We stopped to look at the Waimakariri River, one of the largest of many broad, braided glacial outwash rivers that cross the eastern plains of the South Island.
We made a quick stop to view Devil’s Punchbowl Falls, 131 meters high.
Rain began as we drove through Arthur’s Pass.
One of many road preservation structures and roadworks we would see in this geologically active country.
Rata tree blooms – these are native!
Quintessential New Zealand green pastures with sheep and cows.
We reached the west coast near Kumara, then headed north to Punakaiki, admiring the beautiful beaches and lush green, misty slopes along the way. It had been a lovely first day of our tour.
Driving north along the west coast of the South Island of New Zealand.
West coast sun, clouds and beaches!
Trip note: Our tour was with the New Zealand company Active Adventures. I have only good things to say about our experience with them.

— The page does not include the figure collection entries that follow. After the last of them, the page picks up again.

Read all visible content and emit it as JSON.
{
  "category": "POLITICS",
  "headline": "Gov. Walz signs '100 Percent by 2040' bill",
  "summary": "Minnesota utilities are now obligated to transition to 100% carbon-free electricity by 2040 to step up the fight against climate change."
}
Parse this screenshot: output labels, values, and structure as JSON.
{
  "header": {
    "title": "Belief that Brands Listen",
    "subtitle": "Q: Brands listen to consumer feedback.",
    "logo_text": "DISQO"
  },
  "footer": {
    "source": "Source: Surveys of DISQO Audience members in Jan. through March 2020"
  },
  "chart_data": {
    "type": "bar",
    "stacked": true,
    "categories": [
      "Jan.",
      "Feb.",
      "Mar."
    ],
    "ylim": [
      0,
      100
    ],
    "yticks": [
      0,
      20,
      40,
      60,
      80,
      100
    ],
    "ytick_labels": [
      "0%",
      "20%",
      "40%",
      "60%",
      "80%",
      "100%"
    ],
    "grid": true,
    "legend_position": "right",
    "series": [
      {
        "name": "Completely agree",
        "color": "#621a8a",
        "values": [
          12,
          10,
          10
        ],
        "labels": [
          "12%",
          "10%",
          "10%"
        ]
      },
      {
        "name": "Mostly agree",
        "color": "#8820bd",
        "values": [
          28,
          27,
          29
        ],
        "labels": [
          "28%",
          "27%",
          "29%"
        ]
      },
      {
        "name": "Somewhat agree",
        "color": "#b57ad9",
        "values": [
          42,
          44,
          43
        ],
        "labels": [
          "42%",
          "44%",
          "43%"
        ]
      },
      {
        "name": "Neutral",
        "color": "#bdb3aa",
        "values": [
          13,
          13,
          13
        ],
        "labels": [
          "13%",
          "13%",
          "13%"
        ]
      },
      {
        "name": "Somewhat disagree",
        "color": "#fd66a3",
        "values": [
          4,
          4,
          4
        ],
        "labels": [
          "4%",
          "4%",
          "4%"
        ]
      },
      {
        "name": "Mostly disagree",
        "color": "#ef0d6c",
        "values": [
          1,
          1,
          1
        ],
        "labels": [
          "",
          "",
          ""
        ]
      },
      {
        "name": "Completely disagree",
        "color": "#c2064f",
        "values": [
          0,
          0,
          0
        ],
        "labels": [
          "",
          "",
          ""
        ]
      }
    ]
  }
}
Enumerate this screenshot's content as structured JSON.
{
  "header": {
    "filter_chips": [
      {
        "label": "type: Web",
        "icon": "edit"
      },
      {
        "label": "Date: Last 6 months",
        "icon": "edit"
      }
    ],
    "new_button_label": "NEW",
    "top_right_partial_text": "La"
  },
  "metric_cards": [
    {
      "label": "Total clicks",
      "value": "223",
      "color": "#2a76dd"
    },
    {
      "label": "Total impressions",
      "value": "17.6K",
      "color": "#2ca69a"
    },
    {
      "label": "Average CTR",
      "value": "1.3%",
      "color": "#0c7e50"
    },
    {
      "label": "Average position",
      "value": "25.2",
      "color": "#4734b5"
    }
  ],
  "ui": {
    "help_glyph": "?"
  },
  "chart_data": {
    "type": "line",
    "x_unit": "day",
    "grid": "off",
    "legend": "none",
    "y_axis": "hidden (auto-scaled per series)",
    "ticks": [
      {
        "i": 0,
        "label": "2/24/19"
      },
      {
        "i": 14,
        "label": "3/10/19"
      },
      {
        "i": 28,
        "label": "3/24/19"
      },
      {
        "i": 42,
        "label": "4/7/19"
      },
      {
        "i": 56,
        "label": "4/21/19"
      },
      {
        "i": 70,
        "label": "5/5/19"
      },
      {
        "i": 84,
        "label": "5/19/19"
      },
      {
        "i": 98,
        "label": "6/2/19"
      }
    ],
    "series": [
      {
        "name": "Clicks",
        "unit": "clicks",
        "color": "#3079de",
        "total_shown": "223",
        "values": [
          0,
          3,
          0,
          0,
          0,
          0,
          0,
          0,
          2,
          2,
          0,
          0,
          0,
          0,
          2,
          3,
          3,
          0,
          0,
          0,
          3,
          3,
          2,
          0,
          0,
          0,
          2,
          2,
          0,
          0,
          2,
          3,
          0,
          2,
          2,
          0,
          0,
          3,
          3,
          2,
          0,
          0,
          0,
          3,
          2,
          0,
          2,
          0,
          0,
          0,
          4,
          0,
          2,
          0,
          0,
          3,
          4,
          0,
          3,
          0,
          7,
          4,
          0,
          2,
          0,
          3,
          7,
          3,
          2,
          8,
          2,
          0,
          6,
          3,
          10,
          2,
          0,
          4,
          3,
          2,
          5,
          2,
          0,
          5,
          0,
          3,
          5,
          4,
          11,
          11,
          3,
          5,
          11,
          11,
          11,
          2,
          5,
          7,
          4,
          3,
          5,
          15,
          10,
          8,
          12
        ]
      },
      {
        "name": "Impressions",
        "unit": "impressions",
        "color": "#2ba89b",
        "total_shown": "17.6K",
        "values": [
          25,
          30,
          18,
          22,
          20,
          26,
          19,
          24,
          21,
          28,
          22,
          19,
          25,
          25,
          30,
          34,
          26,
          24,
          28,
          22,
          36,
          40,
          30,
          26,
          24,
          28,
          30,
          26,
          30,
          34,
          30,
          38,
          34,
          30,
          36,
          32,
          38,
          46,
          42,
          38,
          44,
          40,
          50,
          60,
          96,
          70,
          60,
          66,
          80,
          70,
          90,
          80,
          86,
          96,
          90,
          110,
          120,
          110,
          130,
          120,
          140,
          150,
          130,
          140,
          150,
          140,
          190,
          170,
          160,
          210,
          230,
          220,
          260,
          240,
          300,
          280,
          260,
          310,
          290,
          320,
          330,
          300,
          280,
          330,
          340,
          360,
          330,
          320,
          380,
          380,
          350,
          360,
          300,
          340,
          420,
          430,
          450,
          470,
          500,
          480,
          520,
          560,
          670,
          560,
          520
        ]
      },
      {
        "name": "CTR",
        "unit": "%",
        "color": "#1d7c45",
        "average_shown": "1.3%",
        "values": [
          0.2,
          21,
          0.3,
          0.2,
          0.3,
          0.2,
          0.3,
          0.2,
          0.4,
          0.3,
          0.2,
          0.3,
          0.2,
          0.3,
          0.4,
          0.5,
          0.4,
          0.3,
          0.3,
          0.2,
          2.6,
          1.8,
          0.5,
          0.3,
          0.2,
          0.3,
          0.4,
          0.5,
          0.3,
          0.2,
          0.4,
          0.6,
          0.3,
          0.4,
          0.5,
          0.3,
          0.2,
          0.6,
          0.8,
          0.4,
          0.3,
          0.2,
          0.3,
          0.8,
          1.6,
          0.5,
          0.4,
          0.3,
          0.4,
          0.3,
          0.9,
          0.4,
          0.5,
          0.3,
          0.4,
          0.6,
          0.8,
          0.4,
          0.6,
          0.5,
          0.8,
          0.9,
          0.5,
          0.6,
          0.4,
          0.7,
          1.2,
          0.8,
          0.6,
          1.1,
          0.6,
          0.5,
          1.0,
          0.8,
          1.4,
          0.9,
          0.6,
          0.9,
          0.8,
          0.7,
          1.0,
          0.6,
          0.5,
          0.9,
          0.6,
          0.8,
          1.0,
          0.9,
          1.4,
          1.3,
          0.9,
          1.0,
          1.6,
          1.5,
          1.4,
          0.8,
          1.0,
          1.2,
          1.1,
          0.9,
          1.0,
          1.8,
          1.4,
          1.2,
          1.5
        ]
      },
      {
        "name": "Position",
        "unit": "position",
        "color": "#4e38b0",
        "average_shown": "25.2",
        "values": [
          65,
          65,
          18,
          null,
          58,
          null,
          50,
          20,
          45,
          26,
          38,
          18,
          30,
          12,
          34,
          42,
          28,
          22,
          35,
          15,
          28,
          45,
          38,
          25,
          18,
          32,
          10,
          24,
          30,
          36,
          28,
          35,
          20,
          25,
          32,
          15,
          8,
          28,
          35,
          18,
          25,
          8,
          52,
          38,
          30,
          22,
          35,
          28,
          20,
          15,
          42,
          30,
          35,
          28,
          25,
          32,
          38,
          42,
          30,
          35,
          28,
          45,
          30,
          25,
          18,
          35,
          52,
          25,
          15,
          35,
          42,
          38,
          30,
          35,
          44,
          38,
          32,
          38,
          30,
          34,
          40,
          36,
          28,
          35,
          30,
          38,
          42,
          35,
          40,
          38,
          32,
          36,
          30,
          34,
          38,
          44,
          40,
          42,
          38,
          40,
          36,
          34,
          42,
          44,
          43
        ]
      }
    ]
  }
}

Amazingly, because of some last minute changes, we were the only two people on the first five days of our tour. We had been expecting up to twelve people, and instead we had a private tour, with an entire small bus and guide to ourselves. This is the first time we have taken this type of tour, and we were not sure what to expect, but we soon became good friends with our guide. We appreciated being able to simply enjoy the adventure without worrying about the logistics of meals and lodging, or the left-sided driving. As the trip went on, there were challenges from the weather, and we were very glad that our local, experienced guides could nimbly create alternative itineraries – more about that later.
Tomorrow we would explore the landscape around Punakaiki.